Berufshaftpflichtversicherung für Wohnimmobilienverwalter – Gesetzliche Änderungen ab 1. August 2018

Das Gesetz zur Einführung einer Berufszulassungsregelung für gewerbliche Immobilienmakler und Wohnimmobilienverwalter wird am 1. August 2018 in Kraft treten. Hintergrund dieser Regelung war nach der Gesetzesbegründung (BT-Drs. 18/10190), dass die Zahl der Eigentumswohnungen derzeit bei rund 9 Mio. mit steigender Tendenz liegt und eine eigene Immobilie immer wichtiger für die Altersvorsorge und die individuelle Vermögensbildung der Bürgerinnen und Bürger wird. Privatpersonen investieren beim Kauf einer Wohnimmobilie häufig ihr gesamtes angespartes Kapital beziehungsweise nehmen hohe Darlehen zur Immobilienfinanzierung auf.

Diese Sachlage trägt der Gesetzgeber nunmehr Rechnung und hat eine Reihe von Neuerungen beschlossen. Wohnimmobilienverwalter, die bisher einer erlaubnisfreien Tätigkeit nachgingen, müssen nunmehr eine gesonderte Erlaubnis innehaben (§ 34c Abs. 1 S. 1 Nr. 4 GewO). Dies betrifft WEG-Verwalter und Mietwohnungsverwalter. Verwalter von Gewerbeobjekten werden von der Neuregelung nicht erfasst. Neben geordneten Vermögensverhältnissen und der gewerberechtlichen Zuverlässigkeit ist eine Berufshaftpflichtversicherung notwendig. Von der Erforderlichkeit eines sog. Sachkundenachweises wurde im Laufe des Gesetzgebungsverfahrens abgesehen. Weiterhin besteht eine Fortbildungspflicht (§ 34c Abs. 2a GewO) mit einem Umfang von 20 Stunden innerhalb eines Zeitraums von drei Jahren.

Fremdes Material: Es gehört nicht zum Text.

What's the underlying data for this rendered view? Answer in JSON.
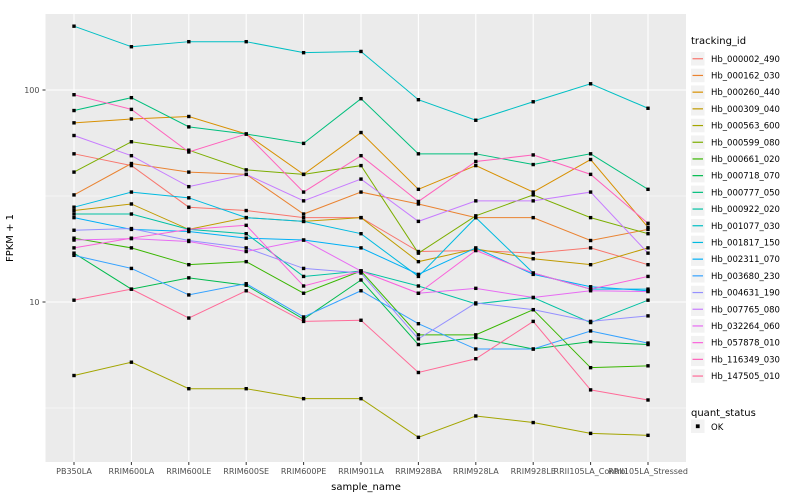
{
  "chart_data": {
    "type": "line",
    "title": "",
    "xlabel": "sample_name",
    "ylabel": "FPKM + 1",
    "yscale": "log10",
    "yticks": [
      10,
      100
    ],
    "minor_gridlines": [
      3.1623,
      31.6228
    ],
    "ylim": [
      1.9,
      230
    ],
    "grid": "on",
    "panel_bg": "#EBEBEB",
    "grid_color": "#FFFFFF",
    "point_shape": "square",
    "point_color": "#000000",
    "legend_position": "right",
    "categories": [
      "PB350LA",
      "RRIM600LA",
      "RRIM600LE",
      "RRIM600SE",
      "RRIM600PE",
      "RRIM901LA",
      "RRIM928BA",
      "RRIM928LA",
      "RRIM928LE",
      "RRII105LA_Control",
      "RRII105LA_Stressed"
    ],
    "series": [
      {
        "name": "Hb_000002_490",
        "color": "#F8766D",
        "values": [
          50,
          44,
          28,
          27,
          25,
          25,
          17.3,
          17.5,
          17,
          18,
          15
        ]
      },
      {
        "name": "Hb_000162_030",
        "color": "#EA8331",
        "values": [
          32,
          45,
          41,
          40,
          26,
          33,
          29,
          25,
          25,
          19.5,
          22
        ]
      },
      {
        "name": "Hb_000260_440",
        "color": "#D89000",
        "values": [
          70,
          73,
          75,
          62,
          40,
          63,
          34,
          44,
          33,
          47,
          22.5
        ]
      },
      {
        "name": "Hb_000309_040",
        "color": "#C09B00",
        "values": [
          27,
          29,
          22,
          25,
          24,
          25,
          15.5,
          17.8,
          16,
          15,
          18
        ]
      },
      {
        "name": "Hb_000563_600",
        "color": "#A3A500",
        "values": [
          4.5,
          5.2,
          3.9,
          3.9,
          3.5,
          3.5,
          2.3,
          2.9,
          2.7,
          2.4,
          2.35
        ]
      },
      {
        "name": "Hb_000599_080",
        "color": "#7CAE00",
        "values": [
          41,
          57,
          52,
          42,
          40,
          44,
          17,
          25.5,
          32,
          25,
          21
        ]
      },
      {
        "name": "Hb_000661_020",
        "color": "#39B600",
        "values": [
          20,
          18,
          15,
          15.5,
          11,
          14,
          7,
          7,
          9.2,
          4.9,
          5
        ]
      },
      {
        "name": "Hb_000718_070",
        "color": "#00BB4E",
        "values": [
          17,
          11.5,
          13,
          12,
          8.3,
          12.7,
          6.3,
          6.8,
          6,
          6.5,
          6.3
        ]
      },
      {
        "name": "Hb_000777_050",
        "color": "#00BF7D",
        "values": [
          80,
          92,
          67,
          62,
          56,
          91,
          50,
          50,
          44.5,
          50,
          34
        ]
      },
      {
        "name": "Hb_000922_020",
        "color": "#00C1A3",
        "values": [
          26,
          26,
          22,
          21,
          13.2,
          14,
          11.9,
          9.8,
          10.5,
          8,
          10.2
        ]
      },
      {
        "name": "Hb_001077_030",
        "color": "#00BFC4",
        "values": [
          200,
          160,
          169,
          169,
          150,
          152,
          90,
          72,
          88,
          107,
          82
        ]
      },
      {
        "name": "Hb_001817_150",
        "color": "#00BAE0",
        "values": [
          28,
          33,
          31,
          25,
          24,
          21,
          13.2,
          25,
          13.7,
          11.5,
          11.5
        ]
      },
      {
        "name": "Hb_002311_070",
        "color": "#00B0F6",
        "values": [
          25,
          22,
          21.5,
          20,
          19.6,
          18,
          13.5,
          18,
          13.5,
          11.8,
          11.3
        ]
      },
      {
        "name": "Hb_003680_230",
        "color": "#35A2FF",
        "values": [
          16.6,
          14.4,
          10.8,
          12.2,
          8.5,
          11.3,
          7.9,
          6,
          6,
          7.3,
          6.4
        ]
      },
      {
        "name": "Hb_004631_190",
        "color": "#9590FF",
        "values": [
          21.8,
          22.2,
          19.5,
          18,
          14.4,
          13.7,
          6.7,
          9.9,
          9.2,
          8.1,
          8.6
        ]
      },
      {
        "name": "Hb_007765_080",
        "color": "#C77CFF",
        "values": [
          61,
          49,
          35,
          40,
          30,
          38,
          24,
          30,
          30,
          33,
          17
        ]
      },
      {
        "name": "Hb_032264_060",
        "color": "#E76BF3",
        "values": [
          19.6,
          19.9,
          19.3,
          17.3,
          19.6,
          14,
          11,
          11.6,
          10.5,
          11.3,
          11.2
        ]
      },
      {
        "name": "Hb_057878_010",
        "color": "#FA62DB",
        "values": [
          18,
          20,
          22,
          23,
          11.9,
          14,
          11,
          17.5,
          13.7,
          11.5,
          13.2
        ]
      },
      {
        "name": "Hb_116349_030",
        "color": "#FF62BC",
        "values": [
          95,
          81,
          51,
          62,
          33,
          49,
          29.8,
          46,
          49.4,
          40,
          23.5
        ]
      },
      {
        "name": "Hb_147505_010",
        "color": "#FF6A98",
        "values": [
          10.2,
          11.5,
          8.4,
          11.3,
          8.1,
          8.2,
          4.65,
          5.4,
          8.1,
          3.85,
          3.45
        ]
      }
    ]
  },
  "legend": {
    "tracking_title": "tracking_id",
    "quant_title": "quant_status",
    "quant_items": [
      {
        "label": "OK"
      }
    ],
    "key_bg": "#F2F2F2"
  }
}
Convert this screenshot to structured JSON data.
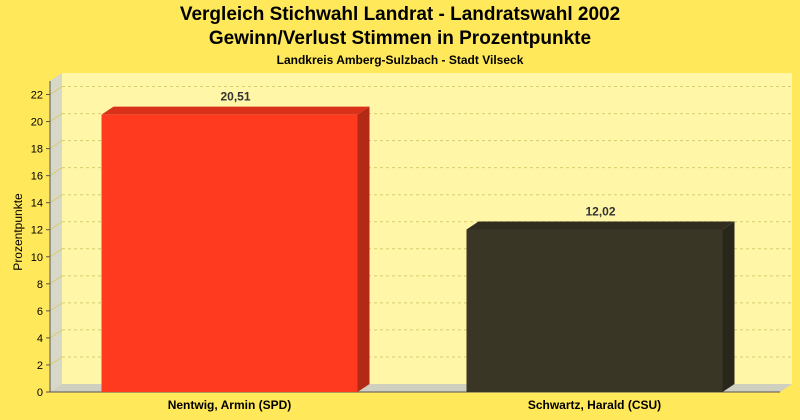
{
  "title": "Vergleich Stichwahl Landrat - Landratswahl 2002",
  "subtitle": "Gewinn/Verlust Stimmen in Prozentpunkte",
  "caption": "Landkreis Amberg-Sulzbach - Stadt Vilseck",
  "colors": {
    "background": "#FFE85A",
    "plot_back": "#FFF6A8",
    "plot_front": "#FFF080",
    "grid": "#D8CC70"
  },
  "chart_data": {
    "type": "bar",
    "title": "Vergleich Stichwahl Landrat - Landratswahl 2002",
    "subtitle": "Gewinn/Verlust Stimmen in Prozentpunkte",
    "caption": "Landkreis Amberg-Sulzbach - Stadt Vilseck",
    "xlabel": "",
    "ylabel": "Prozentpunkte",
    "categories": [
      "Nentwig, Armin (SPD)",
      "Schwartz, Harald (CSU)"
    ],
    "values": [
      20.51,
      12.02
    ],
    "value_labels": [
      "20,51",
      "12,02"
    ],
    "bar_colors": [
      "#FF3A1E",
      "#3A3626"
    ],
    "ylim": [
      0,
      23
    ],
    "yticks": [
      0,
      2,
      4,
      6,
      8,
      10,
      12,
      14,
      16,
      18,
      20,
      22
    ],
    "grid": true,
    "legend": "none"
  }
}
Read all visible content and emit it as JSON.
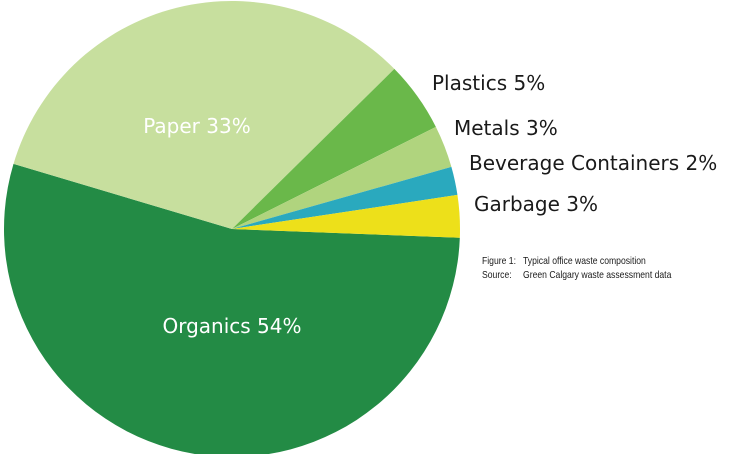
{
  "chart_data": {
    "type": "pie",
    "title": "",
    "slices": [
      {
        "label": "Organics",
        "value": 54,
        "display": "Organics 54%",
        "color": "#238b45",
        "label_position": "inside"
      },
      {
        "label": "Paper",
        "value": 33,
        "display": "Paper 33%",
        "color": "#c7df9e",
        "label_position": "inside"
      },
      {
        "label": "Plastics",
        "value": 5,
        "display": "Plastics 5%",
        "color": "#6ab84a",
        "label_position": "outside"
      },
      {
        "label": "Metals",
        "value": 3,
        "display": "Metals 3%",
        "color": "#b0d47e",
        "label_position": "outside"
      },
      {
        "label": "Beverage Containers",
        "value": 2,
        "display": "Beverage Containers 2%",
        "color": "#2aa9be",
        "label_position": "outside"
      },
      {
        "label": "Garbage",
        "value": 3,
        "display": "Garbage 3%",
        "color": "#ede01a",
        "label_position": "outside"
      }
    ],
    "legend": "none"
  },
  "caption": {
    "figure_key": "Figure 1:",
    "figure_text": "Typical office waste composition",
    "source_key": "Source:",
    "source_text": "Green Calgary waste assessment data"
  }
}
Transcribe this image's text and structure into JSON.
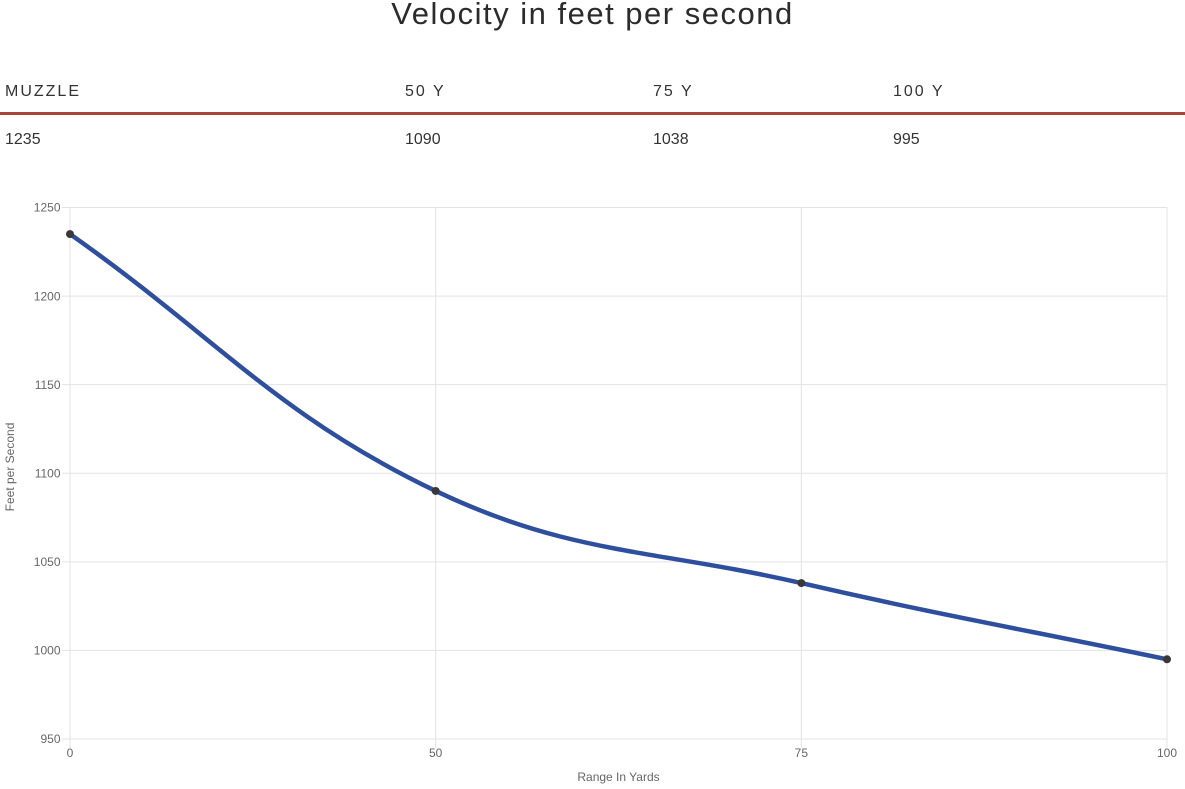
{
  "title": "Velocity in feet per second",
  "colors": {
    "divider_red": "#a94438",
    "line_blue": "#2e4f9e",
    "point_gray": "#383838",
    "grid": "#e3e3e3",
    "tick_label": "#666666"
  },
  "table": {
    "columns": [
      {
        "header": "MUZZLE",
        "value": "1235"
      },
      {
        "header": "50 Y",
        "value": "1090"
      },
      {
        "header": "75 Y",
        "value": "1038"
      },
      {
        "header": "100 Y",
        "value": "995"
      }
    ]
  },
  "chart_data": {
    "type": "line",
    "categories": [
      "0",
      "50",
      "75",
      "100"
    ],
    "values": [
      1235,
      1090,
      1038,
      995
    ],
    "title": "",
    "xlabel": "Range In Yards",
    "ylabel": "Feet per Second",
    "ylim": [
      950,
      1250
    ],
    "y_ticks": [
      950,
      1000,
      1050,
      1100,
      1150,
      1200,
      1250
    ],
    "grid": true,
    "legend": false
  }
}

Der Ausschuss 10 „Steuerberatungsrecht (national und international), Praxissicherung“ hat sich in diesem Zusammenhang insbesondere mit der Frage befasst, ob trotz der neu eingeführten Erlaubnispflicht nach § 34c GewO die Tätigkeit eines Steuerberaters, der Wohnimmobilien mit Gewinnerzielungsabsicht für Dritte verwaltet, eine vereinbare Tätigkeit darstellt. Nach Ansicht des Ausschusses 10 handelt es sich berufsrechtlich weiterhin um eine vereinbare und nicht um eine gewerbliche Tätigkeit.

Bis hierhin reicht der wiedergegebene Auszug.